Je vous rappelle cette prophétie (Dn 4, 13-14) : « Je regardais, au cours des visions de la nuit, et je voyais venir, avec les nuées du ciel, comme un Fils d’homme ; il parvint jusqu’au Vieillard, et on le fit avancer devant lui. Et il lui fut donné domination, gloire et royauté ; tous les peuples, toutes les nations et les gens de toutes langues le servirent. Sa domination est une domination éternelle, qui ne passera pas, et sa royauté, une royauté qui ne sera pas détruite ».
Jésus est le Fils de l’homme, et il le dit tout cru au Grand Prêtre.
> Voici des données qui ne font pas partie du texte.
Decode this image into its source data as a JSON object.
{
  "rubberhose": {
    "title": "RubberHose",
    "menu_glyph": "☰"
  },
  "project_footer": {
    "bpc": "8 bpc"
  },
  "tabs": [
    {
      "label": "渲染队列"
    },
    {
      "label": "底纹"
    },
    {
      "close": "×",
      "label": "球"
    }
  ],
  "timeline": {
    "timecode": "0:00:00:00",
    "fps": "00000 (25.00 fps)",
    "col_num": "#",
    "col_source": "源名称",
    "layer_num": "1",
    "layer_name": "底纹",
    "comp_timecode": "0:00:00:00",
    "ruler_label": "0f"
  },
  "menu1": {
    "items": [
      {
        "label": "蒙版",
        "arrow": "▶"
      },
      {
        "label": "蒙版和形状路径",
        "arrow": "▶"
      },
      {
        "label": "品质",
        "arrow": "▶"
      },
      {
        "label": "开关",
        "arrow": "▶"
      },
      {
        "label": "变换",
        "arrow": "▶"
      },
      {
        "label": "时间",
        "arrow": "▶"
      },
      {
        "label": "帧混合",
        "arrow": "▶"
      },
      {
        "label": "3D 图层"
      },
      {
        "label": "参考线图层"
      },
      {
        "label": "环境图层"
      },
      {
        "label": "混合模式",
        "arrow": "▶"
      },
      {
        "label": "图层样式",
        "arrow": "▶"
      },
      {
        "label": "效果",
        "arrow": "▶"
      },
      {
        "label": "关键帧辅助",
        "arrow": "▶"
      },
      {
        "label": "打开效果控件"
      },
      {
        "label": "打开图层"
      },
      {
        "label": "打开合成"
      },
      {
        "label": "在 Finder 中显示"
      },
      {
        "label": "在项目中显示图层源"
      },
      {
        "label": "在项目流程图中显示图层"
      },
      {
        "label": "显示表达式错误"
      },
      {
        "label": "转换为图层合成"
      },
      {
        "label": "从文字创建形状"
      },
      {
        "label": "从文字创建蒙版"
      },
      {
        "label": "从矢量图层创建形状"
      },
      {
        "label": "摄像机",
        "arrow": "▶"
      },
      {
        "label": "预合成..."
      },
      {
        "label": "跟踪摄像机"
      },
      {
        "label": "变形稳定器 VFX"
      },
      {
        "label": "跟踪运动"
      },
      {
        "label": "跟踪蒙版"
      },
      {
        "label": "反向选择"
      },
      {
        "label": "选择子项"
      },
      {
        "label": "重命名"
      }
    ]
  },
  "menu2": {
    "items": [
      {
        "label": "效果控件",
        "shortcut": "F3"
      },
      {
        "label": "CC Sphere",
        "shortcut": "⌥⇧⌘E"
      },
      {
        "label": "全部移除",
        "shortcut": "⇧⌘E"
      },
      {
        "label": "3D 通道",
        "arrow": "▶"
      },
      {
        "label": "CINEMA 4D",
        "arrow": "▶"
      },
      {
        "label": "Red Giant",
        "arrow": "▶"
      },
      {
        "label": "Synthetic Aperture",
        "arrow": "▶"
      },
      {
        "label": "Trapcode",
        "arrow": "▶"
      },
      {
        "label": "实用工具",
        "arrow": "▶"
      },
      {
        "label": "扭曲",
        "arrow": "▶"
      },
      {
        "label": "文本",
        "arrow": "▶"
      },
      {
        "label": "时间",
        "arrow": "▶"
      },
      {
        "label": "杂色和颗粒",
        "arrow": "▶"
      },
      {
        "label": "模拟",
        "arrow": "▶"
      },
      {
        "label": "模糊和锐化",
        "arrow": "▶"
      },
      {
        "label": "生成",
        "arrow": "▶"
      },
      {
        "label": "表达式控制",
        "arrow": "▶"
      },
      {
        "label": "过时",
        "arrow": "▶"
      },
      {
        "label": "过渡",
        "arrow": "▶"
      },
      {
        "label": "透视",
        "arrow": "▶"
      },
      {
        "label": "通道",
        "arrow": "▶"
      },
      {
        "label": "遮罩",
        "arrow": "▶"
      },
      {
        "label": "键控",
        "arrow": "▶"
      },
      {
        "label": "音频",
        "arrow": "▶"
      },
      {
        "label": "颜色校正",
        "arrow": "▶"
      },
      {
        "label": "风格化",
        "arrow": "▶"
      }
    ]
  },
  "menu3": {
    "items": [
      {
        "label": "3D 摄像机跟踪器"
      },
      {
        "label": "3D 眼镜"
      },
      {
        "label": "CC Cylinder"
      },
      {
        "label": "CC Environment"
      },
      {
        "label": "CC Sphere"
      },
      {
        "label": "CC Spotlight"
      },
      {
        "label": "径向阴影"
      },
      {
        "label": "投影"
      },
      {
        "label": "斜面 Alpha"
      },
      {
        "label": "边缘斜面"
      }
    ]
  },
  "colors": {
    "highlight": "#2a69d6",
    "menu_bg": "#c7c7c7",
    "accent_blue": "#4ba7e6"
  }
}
Ce personnage céleste entrevu par Daniel, joue d’ailleurs le rôle d’une ombre furtive dans l’évangile de Marc.
- Rappelons-nous la Transfiguration (9,7) où Jésus revêtu de vêtements resplendissants (9,3) et enveloppé de la nuée (9,7), préfigure nettement ce Fils de l’homme venant sur les nuées du ciel.
- Au moment où Jésus expire, nous l’avons entendu, le rideau du Sanctuaire se déchire en deux ; ce déchirement reflète comme en miroir les cieux qui se déchirent lors du baptême, au tout début du ministère public de Jésus (1,9-11),. Mais lors de sa mort, le rideau du temple qui se déchire signifie la fin de sa mission terrestre, comme si Jésus, le Fils de l’homme, disparaissait et vivait son ascension, son exaltation définitive. C’est si vrai que Marc va se permettre d’omettre toute la séquence des apparitions du Ressuscité…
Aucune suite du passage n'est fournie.